For me, it has never been a question. The day I muster
out, I will come without hesitation to all of you there, to
make up lost years of brothering for you and baby Emma,
and to find a way to repair the damage between Father
and me. I will remain until Mother’s worries for me have
gone, and she sees her family healed. Until then, Jessica,
you must continue to convey to her news of my well-being,
and tell her of my unflagging determination to return to you all.
Then, as Grandfather would have wished for me to do, I will come back home to Greenbriar and rebuild what the war has ruined. I’ll fill its paddocks again with the prized horseflesh that has always graced its lands.
I yearn to walk again the brick path leading to the porch, to step into the downstairs hall and feel it welcome me home,…
Startled, Ambrose entered a town huddled beneath a haze of smoke. Perryville! The mare was slick with sweat and foam, but she had a bold heart, the likes of which he’d rarely seen in an animal. Spying a cluster of saddled mounts, Ambrose halted before a red brick house. The gray tugged at the reins while he listened to a soldier’s instructions on how to find General Bragg.
Ambrose immediately headed northwest on the river road. The roar of battle grew deafening. Yankee wounded and dead lay scattered over the hills.
He topped a rise. Below, gray-clad soldiers swarmed through thick smoke into the enemy, several falling beside their comrades. All around, cannon shells burst in sprays of jagged metal and earth.
“Lord in heaven,” Ambrose murmured, “help us all.”
Urging the mare along a path behind the lines, Ambrose ducked the whizzing cannon fire. He pulled out his leather pouch and withdrew the message.
…to throw open the nursery doors where we played, and step into the sunshine flowing through the window glass. Do you remember how we watched from that high
window the newborn foals bounding about? And the way you were ever leaning over the sill for a better look, knowing that I would hold you safe? After the war I must find myself a young lady, and convince her that we should fill the room anew with children’s laughter.…

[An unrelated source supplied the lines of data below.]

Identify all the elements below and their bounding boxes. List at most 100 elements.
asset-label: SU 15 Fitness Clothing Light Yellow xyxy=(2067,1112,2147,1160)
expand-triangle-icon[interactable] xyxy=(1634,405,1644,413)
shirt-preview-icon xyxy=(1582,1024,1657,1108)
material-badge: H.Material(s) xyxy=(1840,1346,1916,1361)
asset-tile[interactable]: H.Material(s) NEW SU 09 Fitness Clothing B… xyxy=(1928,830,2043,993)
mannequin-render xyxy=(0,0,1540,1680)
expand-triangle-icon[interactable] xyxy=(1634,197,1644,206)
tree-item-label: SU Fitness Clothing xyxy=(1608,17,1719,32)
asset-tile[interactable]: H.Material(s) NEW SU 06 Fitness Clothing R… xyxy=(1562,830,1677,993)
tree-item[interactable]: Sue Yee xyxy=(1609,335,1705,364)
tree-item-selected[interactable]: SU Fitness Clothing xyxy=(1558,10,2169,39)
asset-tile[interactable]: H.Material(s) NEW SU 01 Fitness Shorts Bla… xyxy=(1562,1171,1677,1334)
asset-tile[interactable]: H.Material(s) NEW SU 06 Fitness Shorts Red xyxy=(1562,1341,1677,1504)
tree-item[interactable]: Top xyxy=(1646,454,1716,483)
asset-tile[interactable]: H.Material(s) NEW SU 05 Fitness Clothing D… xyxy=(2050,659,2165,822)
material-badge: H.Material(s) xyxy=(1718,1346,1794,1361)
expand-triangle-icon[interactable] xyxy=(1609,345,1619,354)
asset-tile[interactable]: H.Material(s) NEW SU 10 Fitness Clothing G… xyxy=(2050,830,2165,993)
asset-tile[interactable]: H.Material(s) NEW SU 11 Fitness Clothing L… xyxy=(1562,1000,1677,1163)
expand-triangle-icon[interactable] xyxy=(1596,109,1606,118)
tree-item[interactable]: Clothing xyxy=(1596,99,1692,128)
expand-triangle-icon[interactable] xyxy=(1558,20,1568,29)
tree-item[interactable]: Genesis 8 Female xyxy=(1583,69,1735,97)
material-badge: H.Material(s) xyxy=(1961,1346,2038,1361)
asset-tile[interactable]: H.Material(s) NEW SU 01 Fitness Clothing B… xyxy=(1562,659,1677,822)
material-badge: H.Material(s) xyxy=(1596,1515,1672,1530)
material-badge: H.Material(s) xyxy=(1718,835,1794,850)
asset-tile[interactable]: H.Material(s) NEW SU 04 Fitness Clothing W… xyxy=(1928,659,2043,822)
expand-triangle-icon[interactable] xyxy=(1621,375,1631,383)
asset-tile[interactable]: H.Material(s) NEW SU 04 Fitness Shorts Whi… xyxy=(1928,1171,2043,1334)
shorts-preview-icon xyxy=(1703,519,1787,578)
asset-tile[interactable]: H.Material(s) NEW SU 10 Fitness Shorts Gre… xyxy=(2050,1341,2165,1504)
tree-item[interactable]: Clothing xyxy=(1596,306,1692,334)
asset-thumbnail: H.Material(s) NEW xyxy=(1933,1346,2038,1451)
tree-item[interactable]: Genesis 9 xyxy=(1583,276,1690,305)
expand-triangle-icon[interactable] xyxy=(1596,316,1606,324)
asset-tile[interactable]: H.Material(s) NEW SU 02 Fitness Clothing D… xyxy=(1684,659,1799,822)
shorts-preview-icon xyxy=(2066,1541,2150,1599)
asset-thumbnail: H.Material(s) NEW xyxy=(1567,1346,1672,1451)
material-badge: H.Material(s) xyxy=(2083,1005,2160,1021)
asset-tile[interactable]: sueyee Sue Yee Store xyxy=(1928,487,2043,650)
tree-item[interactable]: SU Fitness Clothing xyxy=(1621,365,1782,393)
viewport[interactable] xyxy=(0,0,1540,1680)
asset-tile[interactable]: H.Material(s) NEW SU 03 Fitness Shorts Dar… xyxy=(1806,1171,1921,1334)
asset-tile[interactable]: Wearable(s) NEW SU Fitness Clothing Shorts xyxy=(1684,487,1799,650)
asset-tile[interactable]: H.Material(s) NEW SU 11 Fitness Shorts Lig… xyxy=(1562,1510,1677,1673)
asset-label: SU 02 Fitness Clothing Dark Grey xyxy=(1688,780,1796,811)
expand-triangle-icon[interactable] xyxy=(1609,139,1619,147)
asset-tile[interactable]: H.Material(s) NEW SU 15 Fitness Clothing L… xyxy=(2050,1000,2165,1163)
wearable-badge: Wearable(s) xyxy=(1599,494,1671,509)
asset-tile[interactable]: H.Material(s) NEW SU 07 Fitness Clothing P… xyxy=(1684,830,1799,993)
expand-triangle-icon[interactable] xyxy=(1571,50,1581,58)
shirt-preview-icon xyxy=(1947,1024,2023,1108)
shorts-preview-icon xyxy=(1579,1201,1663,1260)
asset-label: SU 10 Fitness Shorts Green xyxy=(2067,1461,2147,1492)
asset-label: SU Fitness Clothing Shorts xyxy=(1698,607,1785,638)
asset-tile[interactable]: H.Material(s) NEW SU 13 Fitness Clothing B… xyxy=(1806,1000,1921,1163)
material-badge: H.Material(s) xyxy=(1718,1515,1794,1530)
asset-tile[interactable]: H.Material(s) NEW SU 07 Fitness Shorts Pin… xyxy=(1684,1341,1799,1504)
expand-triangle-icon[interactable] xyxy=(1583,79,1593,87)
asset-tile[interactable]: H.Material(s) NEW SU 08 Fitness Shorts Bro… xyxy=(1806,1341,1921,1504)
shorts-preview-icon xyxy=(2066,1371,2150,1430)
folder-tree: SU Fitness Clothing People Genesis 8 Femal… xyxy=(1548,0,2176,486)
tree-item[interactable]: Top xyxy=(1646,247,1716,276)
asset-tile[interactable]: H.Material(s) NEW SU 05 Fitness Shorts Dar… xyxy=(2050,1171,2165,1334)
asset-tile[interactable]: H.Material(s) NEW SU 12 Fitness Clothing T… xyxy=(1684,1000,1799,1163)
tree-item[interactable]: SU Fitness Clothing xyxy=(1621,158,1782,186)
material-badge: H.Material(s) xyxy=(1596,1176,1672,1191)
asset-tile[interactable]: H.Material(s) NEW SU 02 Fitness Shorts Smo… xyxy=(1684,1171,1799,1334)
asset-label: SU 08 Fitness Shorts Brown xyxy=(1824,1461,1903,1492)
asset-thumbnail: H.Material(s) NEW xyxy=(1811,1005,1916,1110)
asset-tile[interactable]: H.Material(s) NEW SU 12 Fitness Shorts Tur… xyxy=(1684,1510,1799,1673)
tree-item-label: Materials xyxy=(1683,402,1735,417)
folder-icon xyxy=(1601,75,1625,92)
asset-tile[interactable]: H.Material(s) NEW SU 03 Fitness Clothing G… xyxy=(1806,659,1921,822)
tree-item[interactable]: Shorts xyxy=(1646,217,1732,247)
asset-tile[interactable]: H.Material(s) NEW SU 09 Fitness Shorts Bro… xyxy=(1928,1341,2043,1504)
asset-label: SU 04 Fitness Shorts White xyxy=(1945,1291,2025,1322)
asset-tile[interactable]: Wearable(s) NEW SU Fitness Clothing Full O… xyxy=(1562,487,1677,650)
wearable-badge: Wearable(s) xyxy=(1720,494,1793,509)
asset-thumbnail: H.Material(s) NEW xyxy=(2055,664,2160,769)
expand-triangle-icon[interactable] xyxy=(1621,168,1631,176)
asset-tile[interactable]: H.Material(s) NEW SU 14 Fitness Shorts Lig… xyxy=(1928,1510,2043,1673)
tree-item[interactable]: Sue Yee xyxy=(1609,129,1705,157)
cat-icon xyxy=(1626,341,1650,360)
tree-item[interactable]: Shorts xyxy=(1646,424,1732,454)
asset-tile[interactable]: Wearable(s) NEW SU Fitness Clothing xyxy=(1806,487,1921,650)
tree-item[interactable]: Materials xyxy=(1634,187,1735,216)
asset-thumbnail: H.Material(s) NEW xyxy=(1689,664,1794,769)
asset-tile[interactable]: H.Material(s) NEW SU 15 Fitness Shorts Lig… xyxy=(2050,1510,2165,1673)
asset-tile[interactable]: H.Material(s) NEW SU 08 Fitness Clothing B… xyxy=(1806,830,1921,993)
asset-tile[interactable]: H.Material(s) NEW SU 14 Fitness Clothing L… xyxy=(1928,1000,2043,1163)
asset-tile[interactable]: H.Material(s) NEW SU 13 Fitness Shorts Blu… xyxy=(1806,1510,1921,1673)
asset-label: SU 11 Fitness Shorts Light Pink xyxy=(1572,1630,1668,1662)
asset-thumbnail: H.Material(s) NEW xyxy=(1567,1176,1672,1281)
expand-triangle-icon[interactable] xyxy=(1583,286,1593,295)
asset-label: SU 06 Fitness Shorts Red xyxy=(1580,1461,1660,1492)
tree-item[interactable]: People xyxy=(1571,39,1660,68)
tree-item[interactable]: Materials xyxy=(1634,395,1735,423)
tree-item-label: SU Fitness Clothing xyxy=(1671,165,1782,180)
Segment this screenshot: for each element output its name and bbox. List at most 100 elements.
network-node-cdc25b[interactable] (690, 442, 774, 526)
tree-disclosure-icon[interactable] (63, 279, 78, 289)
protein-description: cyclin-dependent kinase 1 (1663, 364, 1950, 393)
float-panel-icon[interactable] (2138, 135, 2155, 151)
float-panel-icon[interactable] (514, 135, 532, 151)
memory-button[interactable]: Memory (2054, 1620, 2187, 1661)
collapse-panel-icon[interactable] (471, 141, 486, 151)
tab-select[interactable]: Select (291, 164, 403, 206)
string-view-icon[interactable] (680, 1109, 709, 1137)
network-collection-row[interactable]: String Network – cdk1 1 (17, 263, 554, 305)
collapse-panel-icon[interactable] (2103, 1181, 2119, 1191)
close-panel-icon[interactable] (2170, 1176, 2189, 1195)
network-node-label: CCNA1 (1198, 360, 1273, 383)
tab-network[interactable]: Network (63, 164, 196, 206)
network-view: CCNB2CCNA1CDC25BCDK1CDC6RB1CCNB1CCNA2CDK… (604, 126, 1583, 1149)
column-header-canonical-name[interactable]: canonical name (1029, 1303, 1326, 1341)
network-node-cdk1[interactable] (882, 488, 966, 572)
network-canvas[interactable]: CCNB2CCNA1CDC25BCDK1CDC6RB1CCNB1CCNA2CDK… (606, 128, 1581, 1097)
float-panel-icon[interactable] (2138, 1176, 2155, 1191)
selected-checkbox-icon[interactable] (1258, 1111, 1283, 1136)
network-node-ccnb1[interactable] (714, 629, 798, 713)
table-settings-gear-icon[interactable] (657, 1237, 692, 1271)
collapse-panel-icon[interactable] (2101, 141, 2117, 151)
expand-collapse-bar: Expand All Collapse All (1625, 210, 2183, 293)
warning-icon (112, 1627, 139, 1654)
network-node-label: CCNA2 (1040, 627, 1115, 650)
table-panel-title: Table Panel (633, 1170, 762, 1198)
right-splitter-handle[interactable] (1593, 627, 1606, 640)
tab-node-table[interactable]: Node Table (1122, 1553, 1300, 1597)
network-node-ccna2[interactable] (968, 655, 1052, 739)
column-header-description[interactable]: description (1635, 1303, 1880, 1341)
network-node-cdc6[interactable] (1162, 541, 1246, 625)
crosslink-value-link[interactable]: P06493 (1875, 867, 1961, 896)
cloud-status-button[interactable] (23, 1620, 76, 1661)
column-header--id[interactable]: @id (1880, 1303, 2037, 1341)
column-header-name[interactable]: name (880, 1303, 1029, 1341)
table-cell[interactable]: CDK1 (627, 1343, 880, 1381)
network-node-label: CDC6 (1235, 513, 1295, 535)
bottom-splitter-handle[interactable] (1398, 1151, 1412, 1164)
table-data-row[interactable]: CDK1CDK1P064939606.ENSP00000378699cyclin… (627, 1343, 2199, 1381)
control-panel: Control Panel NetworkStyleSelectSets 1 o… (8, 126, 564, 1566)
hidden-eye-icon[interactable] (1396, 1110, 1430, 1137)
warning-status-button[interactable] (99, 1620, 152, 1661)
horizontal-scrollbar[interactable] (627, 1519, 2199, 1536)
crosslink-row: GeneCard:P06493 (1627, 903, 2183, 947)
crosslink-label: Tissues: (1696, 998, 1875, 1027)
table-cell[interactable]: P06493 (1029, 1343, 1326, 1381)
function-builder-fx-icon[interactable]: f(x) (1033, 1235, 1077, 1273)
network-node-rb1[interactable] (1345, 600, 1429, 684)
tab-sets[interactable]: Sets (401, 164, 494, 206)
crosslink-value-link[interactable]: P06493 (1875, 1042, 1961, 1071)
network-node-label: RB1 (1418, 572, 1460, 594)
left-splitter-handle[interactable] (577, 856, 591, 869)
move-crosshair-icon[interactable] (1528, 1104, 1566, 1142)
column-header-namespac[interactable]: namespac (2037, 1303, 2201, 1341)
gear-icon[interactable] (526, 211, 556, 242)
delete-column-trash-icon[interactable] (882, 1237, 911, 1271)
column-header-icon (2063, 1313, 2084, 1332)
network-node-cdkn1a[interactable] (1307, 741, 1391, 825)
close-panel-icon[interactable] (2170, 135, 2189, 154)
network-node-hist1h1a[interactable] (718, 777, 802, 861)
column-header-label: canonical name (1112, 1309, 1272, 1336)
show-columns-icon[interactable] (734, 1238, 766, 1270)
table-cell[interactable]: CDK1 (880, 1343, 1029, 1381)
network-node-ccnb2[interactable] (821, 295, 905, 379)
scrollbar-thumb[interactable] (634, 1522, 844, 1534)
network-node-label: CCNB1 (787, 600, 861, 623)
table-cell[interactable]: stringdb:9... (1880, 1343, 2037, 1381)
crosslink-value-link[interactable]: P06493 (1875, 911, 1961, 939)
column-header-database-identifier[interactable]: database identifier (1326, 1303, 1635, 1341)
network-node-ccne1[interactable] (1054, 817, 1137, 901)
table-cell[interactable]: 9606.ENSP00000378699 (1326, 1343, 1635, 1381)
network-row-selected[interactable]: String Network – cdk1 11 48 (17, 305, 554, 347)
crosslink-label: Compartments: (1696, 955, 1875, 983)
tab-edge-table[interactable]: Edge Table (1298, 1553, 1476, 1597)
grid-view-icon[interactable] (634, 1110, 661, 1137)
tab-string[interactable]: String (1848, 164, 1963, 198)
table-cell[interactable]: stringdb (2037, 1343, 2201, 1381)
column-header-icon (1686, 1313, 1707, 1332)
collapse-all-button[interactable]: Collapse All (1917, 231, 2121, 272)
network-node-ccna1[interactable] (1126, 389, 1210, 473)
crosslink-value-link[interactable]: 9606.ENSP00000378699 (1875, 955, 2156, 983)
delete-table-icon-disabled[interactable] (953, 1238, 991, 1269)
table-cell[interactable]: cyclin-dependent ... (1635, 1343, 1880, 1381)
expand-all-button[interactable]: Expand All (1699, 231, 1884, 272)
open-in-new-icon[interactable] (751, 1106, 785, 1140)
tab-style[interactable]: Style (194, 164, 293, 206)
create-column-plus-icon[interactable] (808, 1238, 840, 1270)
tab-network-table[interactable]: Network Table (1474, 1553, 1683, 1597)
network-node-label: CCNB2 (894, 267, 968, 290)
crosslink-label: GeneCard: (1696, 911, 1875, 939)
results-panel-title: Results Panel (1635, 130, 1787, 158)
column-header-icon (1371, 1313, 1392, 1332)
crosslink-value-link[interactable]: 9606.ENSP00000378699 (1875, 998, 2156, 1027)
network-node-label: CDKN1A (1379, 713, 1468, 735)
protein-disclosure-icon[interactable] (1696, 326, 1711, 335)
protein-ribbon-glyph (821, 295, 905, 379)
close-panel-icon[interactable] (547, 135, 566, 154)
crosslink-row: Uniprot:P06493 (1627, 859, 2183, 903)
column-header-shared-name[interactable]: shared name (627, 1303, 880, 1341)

A cannon shell exploded, and a terrible pressure struck his chest. The mare screamed. Groaning through his teeth, Ambrose clung to her neck. To the west, rifles barked flashes of orange as men in blue and gray surged into their enemies.
Ambrose pressed forward, searching the high ridges for the familiar starred collar and white-streaked beard of General Bragg.
…Lastly, I admit to looking ahead to sharing my life with someone who, like you, will write to me when I must be away, who will hold warm thoughts of me in my absence. I pray she may ever keep hope alive for our children that I will return to them, just as you, my sister, have done for our family. You have kept me alive through this war, Jess, for I know one by whom I will always be loved, always be remembered fondly, and always be welcomed home.…
Ambrose kicked the gray forward with all the strength he had. Fortunately, she lunged in response, not wavering at the unsteady weight on her back. Ambrose fought through the thickening fog in his mind and gripped the dispatch tighter.
A sudden burning burst along his thigh, and the smoky daylight and soldiers’ movements began to dim. Beneath him, the mare pulled ahead, pitching like a rocking chair. He imagined the stern face of General Bragg turning in surprise as he approached.
…I keep your ribbon in my pocket and frequently feel it
there. When I think of you, as I often do, the single thought
that comes is this: I cannot wait to see you again.…
He felt himself reaching out to her, to Jess. Wanting to see her one more time, to tell her how dear she was to him, had always been. He was fading. The message. He couldn’t feel it. Did the general receive the message?
Ambrose no longer knew what direction the mare took but threaded his fingers through her mane, imagining he was weaving hands with Jess.
…Your ever loving brother,…
No sky fell under his eyes; he saw only a lone field of dappled gray, oddly crossed with streams of red.
“Jess…,” he rasped.
Ambrose.
I don't have a review for this book since I didn't make the cut for a reviewer copy, and it's not available, yet. But I do look forward to reading it for myself, soon.